By opposing these trends, however slightly, Murdoch has the opportunity to become not only the most powerful man in metro-Los Angeles but also someone who has identified with, and somehow continued, the best possibilities of American culture in this region. It is, I admit, stretching a point (or, even possibly, being self-indulgently ironic) to cite Murdoch’s ownership of the Dodgers as just another immigrant-makes-good L.A. story. A publisher’s son from Australia, goes such a possible scenario, traumatized by the business misfortunes of his father, flees to London, flees to New York, saying, “I’ll show them!”--and, brother, does he ever!

But at the end of it all, being able to live anywhere, he chooses Los Angeles. Despite all his money and his expense, Los Angeles speaks to something in his fundamentally egalitarian nature. (All Australians are fundamentally egalitarian.) Los Angeles speaks to something better, something finer in his nature, some memory of earlier days in South Australia, a time and a place when ordinary men, such as his father, could rise to business success and knighthood, where heroes never lost the common touch.

London denies Rupert Murdoch a seat in the House of Lords. Los Angeles makes him a Knight of St. Gregory. New York pesters him to death. Los Angeles leaves him alone, even sees him, despite his dough, as still something of an ordinary bloke.

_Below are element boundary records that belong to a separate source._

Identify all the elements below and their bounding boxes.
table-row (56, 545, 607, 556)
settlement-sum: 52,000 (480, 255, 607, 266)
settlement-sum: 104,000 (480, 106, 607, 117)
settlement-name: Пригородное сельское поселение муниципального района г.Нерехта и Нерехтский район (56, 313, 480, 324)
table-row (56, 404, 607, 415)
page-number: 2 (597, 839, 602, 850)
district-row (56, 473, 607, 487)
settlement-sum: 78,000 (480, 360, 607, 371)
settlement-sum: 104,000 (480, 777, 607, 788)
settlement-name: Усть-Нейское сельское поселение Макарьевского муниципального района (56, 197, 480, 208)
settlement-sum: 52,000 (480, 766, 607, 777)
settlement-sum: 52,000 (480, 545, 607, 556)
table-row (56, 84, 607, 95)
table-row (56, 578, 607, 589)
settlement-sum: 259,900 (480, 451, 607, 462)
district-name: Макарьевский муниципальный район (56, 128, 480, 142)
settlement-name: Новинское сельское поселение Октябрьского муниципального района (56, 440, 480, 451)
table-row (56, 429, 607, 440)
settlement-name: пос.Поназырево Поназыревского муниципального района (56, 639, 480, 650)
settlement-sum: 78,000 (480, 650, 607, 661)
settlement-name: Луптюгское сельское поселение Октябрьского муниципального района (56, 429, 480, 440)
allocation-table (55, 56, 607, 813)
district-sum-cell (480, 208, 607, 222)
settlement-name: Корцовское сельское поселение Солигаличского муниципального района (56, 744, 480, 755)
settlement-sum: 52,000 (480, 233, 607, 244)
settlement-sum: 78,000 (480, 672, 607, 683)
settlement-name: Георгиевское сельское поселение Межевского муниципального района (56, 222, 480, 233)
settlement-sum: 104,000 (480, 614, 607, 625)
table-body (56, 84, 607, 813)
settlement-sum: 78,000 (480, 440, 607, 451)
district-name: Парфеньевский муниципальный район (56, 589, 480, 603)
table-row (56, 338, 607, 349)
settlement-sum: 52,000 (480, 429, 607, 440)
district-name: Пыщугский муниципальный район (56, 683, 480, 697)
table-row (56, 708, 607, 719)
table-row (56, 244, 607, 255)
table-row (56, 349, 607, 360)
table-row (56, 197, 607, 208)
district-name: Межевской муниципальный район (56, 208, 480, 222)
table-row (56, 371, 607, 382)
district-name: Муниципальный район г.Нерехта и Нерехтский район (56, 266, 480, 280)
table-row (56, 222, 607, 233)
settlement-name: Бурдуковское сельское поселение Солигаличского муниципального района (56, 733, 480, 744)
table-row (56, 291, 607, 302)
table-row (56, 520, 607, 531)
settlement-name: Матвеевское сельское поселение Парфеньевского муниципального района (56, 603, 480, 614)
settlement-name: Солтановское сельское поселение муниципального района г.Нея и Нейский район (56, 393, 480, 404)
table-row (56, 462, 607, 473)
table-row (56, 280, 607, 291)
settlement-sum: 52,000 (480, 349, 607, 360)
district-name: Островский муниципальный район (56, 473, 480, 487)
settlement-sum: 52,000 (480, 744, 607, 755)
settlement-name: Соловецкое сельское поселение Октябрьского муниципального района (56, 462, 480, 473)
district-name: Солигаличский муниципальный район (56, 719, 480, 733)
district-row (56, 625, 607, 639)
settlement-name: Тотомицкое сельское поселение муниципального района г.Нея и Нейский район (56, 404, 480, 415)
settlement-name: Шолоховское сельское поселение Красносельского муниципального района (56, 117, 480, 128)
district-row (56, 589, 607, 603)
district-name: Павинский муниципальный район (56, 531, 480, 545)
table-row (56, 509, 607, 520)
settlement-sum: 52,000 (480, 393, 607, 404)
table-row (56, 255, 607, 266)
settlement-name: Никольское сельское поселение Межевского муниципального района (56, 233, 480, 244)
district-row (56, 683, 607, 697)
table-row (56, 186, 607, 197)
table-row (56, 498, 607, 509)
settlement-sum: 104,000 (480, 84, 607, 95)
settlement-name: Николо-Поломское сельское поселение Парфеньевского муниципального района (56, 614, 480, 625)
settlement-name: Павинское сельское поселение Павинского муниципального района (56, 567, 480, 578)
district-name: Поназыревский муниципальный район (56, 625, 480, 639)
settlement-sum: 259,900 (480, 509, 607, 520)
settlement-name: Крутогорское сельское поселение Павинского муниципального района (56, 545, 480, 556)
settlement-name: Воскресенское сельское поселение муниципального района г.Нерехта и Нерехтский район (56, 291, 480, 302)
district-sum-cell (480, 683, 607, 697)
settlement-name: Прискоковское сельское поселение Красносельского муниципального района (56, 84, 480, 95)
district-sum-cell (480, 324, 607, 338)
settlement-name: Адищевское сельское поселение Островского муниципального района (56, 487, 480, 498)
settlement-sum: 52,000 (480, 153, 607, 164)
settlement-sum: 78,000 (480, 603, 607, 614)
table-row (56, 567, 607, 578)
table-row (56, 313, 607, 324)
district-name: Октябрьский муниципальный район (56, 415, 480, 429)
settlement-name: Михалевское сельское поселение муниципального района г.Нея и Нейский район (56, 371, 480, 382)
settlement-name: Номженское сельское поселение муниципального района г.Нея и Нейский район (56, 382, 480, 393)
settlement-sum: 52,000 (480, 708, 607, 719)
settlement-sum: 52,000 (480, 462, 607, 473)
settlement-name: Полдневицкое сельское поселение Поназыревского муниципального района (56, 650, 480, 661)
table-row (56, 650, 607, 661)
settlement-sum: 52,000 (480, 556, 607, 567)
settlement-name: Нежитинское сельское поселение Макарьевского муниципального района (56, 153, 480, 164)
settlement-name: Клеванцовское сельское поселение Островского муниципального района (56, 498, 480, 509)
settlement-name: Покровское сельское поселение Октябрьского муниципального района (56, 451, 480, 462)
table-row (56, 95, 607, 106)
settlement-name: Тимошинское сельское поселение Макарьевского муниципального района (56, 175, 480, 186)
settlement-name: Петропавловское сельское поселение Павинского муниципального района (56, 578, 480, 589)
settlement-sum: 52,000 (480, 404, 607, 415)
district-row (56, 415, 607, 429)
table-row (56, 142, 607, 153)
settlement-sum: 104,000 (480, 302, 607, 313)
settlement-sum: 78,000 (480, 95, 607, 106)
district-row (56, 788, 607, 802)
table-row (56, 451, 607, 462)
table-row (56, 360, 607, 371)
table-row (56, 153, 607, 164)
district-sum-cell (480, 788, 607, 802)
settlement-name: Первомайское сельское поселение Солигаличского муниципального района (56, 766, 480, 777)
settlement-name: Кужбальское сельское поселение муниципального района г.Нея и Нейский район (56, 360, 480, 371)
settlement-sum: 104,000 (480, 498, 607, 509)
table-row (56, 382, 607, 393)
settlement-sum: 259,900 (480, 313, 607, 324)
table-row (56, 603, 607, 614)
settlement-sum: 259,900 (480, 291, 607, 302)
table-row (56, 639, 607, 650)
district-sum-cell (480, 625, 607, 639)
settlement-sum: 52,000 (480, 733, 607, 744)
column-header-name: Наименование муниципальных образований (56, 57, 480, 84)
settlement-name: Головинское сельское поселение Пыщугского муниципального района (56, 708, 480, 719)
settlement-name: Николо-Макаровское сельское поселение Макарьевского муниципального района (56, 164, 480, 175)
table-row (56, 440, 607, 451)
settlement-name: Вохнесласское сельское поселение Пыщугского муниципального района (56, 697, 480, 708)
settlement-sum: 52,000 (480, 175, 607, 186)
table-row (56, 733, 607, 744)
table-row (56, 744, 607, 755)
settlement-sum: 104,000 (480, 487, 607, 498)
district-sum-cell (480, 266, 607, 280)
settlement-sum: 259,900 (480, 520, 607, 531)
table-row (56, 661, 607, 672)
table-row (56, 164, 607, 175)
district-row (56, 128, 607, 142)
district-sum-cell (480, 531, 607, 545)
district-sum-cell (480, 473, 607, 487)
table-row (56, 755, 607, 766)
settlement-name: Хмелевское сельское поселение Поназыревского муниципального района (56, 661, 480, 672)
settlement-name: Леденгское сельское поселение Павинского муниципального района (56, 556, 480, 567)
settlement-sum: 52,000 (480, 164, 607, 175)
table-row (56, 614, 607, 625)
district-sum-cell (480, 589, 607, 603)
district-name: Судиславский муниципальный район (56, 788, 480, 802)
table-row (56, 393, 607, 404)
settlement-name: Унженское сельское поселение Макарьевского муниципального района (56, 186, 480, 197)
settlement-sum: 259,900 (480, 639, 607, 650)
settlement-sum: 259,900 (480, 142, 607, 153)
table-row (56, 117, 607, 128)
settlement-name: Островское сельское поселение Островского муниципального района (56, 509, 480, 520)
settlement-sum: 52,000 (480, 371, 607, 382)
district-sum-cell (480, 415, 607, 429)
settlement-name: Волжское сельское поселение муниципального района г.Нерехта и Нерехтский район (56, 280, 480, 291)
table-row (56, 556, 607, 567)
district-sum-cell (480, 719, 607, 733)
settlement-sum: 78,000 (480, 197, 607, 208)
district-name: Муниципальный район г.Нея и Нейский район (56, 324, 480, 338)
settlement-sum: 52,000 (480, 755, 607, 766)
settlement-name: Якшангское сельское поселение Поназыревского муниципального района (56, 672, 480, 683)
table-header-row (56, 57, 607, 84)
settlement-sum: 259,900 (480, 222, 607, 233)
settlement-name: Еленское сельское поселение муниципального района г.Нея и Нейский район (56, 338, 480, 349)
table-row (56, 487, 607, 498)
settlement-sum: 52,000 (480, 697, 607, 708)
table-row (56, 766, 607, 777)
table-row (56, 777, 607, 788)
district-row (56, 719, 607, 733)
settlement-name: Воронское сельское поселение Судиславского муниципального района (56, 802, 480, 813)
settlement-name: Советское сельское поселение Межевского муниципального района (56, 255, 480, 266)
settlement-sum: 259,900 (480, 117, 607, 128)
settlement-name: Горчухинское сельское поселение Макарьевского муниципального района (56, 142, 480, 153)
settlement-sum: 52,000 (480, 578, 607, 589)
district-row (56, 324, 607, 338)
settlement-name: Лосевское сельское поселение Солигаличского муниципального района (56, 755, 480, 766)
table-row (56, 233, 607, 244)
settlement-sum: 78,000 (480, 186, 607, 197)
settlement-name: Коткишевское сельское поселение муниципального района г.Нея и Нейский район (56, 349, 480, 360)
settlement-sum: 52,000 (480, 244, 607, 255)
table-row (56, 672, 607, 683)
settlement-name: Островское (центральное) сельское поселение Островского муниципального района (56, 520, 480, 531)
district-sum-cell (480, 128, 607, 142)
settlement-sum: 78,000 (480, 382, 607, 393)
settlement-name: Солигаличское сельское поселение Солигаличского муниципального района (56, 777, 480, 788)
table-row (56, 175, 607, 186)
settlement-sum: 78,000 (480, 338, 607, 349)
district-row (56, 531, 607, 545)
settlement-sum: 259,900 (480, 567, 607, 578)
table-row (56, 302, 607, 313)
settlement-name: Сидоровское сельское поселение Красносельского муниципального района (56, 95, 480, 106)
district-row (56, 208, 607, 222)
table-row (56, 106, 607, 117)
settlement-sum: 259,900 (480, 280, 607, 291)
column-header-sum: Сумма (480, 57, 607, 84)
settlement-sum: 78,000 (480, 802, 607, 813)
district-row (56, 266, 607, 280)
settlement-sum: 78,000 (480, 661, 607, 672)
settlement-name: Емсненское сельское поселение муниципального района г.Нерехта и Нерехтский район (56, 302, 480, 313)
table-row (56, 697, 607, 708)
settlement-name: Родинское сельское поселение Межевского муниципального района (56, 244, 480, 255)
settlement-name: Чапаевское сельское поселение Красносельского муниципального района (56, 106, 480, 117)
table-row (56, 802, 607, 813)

Now Rupert Murdoch has the opportunity to do something for the national sport of his adopted country and the hometown team of his chosen city: Keep the Dodgers simple, as far as possible; keep the team connected to the aspirations of ordinary people; keep the Dodgers removed from those compelling pornographies of cash that, with the cooperation of all of us, have demeaned the national sport. Am I being ironic? Or naively hopeful? Only time--and the Dodgers--will tell.